Shareholders of Intuitive Surgical (ISRG) have been rewarded with nearly a 15% return this year. This gain in stock price represents an increase of almost $3 billion in shareholder value and comes after several years of stock gains. Through this article, I will make the case that ISRG is a fundamentally strong company and the recent pullback in share price represents an excellent opportunity for purchasing into the company.
In order to fundamentally analyze ISRG, I have relied heavily on two key metrics: return on assets and return on equity. Return on assets is the net income of the firm divided by average total assets across a given period. Return on assets is very helpful for analysis in that it tells the investor how efficiently management uses its assets to generate profits for the firm. Return on equity is the net income of the firm divided by the directly-invested shareholder equity. Return on equity provides the analyst an understanding as to how effectively management uses investments to bring income into the firm. The chart below shows 5 years of return on assets and return on equity data for ISRG.

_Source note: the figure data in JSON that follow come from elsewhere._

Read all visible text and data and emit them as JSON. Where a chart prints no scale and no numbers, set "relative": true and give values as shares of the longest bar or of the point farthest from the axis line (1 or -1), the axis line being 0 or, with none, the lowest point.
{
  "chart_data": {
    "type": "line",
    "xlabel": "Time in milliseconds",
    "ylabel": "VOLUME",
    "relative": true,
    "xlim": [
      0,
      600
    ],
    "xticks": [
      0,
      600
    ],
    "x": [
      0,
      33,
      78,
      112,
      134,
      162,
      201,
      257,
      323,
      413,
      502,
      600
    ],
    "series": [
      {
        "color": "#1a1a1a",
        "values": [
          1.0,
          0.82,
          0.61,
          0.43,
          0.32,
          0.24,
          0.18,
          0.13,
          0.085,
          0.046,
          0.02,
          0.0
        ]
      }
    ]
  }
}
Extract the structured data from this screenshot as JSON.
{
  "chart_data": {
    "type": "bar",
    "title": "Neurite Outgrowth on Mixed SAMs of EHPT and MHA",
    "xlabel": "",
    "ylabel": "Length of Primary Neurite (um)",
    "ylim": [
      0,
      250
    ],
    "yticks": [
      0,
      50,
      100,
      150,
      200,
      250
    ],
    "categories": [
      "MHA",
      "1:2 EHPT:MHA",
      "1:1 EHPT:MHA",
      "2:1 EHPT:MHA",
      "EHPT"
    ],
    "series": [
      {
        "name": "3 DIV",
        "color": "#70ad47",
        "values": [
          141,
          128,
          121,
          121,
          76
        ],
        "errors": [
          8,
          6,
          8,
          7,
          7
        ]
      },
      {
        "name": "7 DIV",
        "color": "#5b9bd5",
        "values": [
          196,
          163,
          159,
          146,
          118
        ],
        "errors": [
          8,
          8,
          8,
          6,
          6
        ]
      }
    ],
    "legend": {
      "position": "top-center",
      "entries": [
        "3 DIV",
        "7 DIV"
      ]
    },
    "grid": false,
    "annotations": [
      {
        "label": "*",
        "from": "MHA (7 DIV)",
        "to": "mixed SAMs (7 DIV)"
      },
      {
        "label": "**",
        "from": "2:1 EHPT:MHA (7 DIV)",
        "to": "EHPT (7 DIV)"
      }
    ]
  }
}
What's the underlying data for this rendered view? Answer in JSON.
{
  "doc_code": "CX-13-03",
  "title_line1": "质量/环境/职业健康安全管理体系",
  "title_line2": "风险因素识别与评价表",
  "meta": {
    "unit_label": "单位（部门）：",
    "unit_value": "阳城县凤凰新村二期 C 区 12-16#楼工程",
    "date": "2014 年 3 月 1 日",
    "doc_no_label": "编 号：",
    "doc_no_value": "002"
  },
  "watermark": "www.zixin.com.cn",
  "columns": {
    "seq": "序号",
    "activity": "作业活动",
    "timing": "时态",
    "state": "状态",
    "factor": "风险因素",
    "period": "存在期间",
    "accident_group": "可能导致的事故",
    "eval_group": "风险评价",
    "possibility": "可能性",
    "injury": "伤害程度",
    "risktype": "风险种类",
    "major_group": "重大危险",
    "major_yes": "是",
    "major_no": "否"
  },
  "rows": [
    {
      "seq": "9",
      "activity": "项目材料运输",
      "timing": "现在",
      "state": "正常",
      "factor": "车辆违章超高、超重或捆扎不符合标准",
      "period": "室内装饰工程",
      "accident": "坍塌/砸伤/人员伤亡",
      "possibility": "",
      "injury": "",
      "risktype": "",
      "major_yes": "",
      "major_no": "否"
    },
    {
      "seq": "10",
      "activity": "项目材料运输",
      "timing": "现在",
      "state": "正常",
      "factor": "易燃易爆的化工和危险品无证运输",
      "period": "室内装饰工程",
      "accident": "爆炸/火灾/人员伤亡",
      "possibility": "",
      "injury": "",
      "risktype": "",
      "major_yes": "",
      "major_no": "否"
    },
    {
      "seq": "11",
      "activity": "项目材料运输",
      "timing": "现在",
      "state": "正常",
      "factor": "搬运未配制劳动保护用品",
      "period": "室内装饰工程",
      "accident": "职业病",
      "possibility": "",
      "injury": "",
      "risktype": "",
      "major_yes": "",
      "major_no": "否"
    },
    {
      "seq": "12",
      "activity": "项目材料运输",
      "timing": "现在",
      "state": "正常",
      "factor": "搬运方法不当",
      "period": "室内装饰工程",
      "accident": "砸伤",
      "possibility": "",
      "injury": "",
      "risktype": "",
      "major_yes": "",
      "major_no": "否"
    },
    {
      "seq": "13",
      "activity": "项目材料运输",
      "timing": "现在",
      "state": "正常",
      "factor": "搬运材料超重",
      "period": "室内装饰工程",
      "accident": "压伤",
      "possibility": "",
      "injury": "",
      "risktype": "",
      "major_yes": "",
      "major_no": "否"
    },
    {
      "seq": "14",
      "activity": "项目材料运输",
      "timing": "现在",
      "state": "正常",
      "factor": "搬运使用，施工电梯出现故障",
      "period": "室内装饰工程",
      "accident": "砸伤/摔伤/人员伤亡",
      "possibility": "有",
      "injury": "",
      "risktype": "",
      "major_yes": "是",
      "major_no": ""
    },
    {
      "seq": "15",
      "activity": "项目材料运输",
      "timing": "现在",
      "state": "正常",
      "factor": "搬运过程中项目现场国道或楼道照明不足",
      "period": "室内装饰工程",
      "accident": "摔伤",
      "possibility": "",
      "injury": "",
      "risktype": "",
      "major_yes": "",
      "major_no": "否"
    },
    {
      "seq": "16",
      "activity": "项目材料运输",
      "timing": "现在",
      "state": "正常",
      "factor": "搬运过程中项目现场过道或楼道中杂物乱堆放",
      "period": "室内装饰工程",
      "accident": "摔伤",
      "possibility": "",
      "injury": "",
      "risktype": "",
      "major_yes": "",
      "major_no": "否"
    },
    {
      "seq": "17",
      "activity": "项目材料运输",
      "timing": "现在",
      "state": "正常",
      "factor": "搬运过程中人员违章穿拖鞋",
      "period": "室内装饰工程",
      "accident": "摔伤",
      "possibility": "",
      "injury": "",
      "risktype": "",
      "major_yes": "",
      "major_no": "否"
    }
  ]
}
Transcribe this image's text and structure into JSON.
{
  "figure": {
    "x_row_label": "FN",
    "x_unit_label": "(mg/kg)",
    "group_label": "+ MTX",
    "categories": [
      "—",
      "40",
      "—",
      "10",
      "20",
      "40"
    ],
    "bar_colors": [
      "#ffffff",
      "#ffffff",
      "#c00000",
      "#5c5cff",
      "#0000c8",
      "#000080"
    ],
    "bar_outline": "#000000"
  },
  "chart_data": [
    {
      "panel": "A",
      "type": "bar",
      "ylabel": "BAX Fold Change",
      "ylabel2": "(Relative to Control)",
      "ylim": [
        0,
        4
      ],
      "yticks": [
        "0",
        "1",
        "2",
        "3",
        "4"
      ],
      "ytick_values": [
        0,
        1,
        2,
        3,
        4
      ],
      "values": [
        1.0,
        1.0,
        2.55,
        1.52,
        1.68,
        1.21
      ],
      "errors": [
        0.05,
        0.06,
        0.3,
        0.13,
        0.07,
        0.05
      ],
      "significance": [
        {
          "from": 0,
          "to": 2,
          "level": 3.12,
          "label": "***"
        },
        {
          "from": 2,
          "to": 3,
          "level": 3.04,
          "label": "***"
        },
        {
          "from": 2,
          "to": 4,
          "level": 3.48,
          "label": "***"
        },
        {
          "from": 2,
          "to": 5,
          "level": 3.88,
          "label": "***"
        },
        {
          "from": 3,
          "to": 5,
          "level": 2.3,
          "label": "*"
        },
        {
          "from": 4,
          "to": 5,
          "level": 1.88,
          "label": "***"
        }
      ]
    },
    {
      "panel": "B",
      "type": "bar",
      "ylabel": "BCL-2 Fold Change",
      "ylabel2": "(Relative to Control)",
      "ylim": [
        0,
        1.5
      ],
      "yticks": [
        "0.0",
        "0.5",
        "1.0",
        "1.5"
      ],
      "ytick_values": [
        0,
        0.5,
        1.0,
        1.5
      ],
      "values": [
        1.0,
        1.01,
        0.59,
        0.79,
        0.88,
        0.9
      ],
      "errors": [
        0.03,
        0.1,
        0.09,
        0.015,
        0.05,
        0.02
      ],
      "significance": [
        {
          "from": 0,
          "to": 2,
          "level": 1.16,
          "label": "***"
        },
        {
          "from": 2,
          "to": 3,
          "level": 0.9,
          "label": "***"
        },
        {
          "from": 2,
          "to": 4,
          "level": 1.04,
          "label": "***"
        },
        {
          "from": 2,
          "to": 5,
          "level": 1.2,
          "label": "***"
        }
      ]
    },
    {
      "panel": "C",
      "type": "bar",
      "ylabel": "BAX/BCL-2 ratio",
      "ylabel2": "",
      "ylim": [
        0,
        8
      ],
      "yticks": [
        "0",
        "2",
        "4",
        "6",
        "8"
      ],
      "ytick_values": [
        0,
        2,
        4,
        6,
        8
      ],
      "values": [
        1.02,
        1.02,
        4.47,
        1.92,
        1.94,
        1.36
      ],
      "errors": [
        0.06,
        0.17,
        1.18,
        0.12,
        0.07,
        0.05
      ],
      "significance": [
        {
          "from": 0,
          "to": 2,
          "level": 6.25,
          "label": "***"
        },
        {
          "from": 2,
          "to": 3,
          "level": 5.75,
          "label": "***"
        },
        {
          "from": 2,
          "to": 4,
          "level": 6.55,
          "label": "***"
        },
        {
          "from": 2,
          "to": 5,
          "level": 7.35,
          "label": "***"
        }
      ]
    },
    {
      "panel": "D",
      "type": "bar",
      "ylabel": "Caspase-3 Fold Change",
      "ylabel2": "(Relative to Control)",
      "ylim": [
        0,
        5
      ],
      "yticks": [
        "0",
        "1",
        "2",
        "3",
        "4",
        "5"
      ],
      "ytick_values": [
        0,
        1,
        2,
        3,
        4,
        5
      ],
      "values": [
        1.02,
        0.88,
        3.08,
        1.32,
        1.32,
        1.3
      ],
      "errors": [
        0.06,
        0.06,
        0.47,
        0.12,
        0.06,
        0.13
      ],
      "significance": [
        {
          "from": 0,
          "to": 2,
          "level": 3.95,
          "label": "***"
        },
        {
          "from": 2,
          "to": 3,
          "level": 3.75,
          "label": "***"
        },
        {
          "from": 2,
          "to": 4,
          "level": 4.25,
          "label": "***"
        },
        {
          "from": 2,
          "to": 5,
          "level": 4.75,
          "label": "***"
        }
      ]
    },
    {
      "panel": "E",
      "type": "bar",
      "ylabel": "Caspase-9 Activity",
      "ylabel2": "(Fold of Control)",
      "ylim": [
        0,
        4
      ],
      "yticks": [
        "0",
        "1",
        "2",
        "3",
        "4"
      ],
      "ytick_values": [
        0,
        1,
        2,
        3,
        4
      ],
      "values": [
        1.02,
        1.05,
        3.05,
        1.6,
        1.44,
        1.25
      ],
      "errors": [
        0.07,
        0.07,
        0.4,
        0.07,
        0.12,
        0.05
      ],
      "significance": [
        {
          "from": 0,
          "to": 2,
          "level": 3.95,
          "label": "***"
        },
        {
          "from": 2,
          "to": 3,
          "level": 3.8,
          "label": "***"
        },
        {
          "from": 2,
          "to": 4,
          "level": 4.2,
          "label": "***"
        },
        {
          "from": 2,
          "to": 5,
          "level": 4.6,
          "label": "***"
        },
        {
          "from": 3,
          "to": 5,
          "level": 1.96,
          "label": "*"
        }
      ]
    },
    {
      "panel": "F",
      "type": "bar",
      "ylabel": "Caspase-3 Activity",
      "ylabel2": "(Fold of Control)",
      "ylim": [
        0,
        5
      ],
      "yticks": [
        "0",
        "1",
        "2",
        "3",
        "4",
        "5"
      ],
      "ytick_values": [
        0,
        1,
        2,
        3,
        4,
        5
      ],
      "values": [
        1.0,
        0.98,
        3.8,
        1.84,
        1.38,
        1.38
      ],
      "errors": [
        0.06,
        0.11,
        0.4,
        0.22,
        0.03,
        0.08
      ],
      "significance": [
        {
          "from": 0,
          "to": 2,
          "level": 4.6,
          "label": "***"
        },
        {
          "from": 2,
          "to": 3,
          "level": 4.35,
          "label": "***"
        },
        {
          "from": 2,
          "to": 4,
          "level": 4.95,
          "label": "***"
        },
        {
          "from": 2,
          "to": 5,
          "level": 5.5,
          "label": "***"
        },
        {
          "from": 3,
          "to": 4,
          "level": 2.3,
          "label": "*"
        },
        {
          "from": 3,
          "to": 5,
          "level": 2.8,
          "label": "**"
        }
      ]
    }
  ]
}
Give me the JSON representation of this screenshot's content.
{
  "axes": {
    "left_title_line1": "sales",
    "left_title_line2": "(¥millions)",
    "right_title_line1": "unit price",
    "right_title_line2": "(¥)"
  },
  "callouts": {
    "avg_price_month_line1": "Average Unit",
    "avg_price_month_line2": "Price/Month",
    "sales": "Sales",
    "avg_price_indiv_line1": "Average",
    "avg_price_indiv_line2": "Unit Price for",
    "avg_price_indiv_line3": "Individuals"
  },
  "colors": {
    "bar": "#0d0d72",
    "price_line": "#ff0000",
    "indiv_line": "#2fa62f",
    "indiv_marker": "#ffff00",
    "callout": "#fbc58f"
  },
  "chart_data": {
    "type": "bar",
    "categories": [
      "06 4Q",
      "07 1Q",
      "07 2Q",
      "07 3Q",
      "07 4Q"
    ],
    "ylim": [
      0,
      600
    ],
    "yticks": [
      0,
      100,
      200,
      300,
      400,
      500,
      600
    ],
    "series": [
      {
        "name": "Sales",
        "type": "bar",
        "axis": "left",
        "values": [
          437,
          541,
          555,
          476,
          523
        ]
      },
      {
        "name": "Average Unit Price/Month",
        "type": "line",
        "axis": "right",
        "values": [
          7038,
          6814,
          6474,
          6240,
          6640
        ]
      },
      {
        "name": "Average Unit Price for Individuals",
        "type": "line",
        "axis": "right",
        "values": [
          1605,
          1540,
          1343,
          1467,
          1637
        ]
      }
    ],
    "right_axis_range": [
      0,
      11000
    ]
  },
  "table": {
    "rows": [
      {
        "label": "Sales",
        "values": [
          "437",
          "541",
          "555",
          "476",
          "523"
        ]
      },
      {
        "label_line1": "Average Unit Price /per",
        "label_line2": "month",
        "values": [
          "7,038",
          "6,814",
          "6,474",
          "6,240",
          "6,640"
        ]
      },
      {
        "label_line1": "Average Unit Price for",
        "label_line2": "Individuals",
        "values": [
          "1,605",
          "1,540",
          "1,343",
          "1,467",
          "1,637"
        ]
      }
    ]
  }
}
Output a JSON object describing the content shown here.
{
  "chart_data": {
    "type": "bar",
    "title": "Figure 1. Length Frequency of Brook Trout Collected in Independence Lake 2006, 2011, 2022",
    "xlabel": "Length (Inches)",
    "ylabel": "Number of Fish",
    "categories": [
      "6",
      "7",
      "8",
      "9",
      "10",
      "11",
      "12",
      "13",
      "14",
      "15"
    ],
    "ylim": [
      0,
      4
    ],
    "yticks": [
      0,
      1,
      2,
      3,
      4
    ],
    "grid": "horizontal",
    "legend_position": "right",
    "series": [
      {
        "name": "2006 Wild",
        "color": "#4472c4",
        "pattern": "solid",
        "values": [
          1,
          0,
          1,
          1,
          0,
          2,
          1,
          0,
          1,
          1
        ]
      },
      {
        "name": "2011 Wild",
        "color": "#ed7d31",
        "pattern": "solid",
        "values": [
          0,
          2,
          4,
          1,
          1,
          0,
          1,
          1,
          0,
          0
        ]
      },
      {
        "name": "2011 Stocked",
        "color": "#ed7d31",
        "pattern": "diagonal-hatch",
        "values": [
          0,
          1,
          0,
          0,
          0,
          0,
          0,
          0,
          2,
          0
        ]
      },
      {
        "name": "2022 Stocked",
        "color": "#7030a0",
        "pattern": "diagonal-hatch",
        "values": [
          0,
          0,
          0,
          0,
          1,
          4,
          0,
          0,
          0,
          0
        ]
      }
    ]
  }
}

The first thing to note about ISRG's return on assets and return on equity is that these metrics are increasing. As time has progressed, ISRG has become better at using its assets and investments to bring profits into the firm. This progress is such that for the past 3 years, ISRG has increases its returns in every single year.
An important thing to understand about returns is that returns tend to drive share price. For example, a firm which is exhibiting growing returns will more than likely receive a growing share price from the market. This relationship is evident in ISRG. Between 2008 and 2009, return on assets and return on equity began to fall and the share price responded by decreasing nearly 70%. In late 2009, ISRG once again delivered growing returns and during the years of 2010 and 2012, the share price increased over 90%. This clear relationship between returns and share price movement allows us to make an intelligent and fundamentally-rooted investment decision in ISRG.
Over the past two quarters, ISRG has declined in share price by about 10%. This decrease in share price is noteworthy in that it comes despite an increase in return on assets and return on equity. As previously demonstrated, price and organizational returns tend to move in tandem. Since share price has declined and returns have increased, I believe that an investment opportunity is present. Investors seeking to purchase shares of ISRG will be placing capital with a fundamentally strong organization that is currently experiencing a pullback in share price.
Even though I believe that ISRG is a strong company and worthy of investment, I do not advocate immediately purchasing the shares. In order to make the most intelligent decision, I believe that investors should wait until the market favors an investment opportunity. By studying the trend direction and key levels of price support and resistance, I believe that we can better our odds of a successful investment. In the following chart, it can be seen that ISRG is currently in an uptrend. This means that any investment to the long side will more than likely be rewarded due to the fact that price, on average, is increasing. Even though we are currently in an uptrend, price is currently experiencing a pullback. Over the past three months, price has tested the important level of support at $480. Since price was able to rebound from this threshold, it means that the uptrend is temporarily confirmed and prices may continue upwards in the future.
Even though we have found support at $480, it is important to understand that the uptrend will not technically have entered a new phase until price overcomes the all-time high of around $600 per share. For conservative investors, I believe that this is the most appropriate location for participation. If price is able to overcome $600 per share, then I believe an investment is warranted in the security. For aggressive investors, I believe that the security should be purchased if it is able to overcome the six-month high of $570. If price overcomes $570, then it will have moved past a significant hurdle in continued upwards momentum. For all investors seeking to trade this security, I suggest that a stop-loss order be placed around $465. If price falls below $465, then the uptrend will have technically ended and key support will have failed.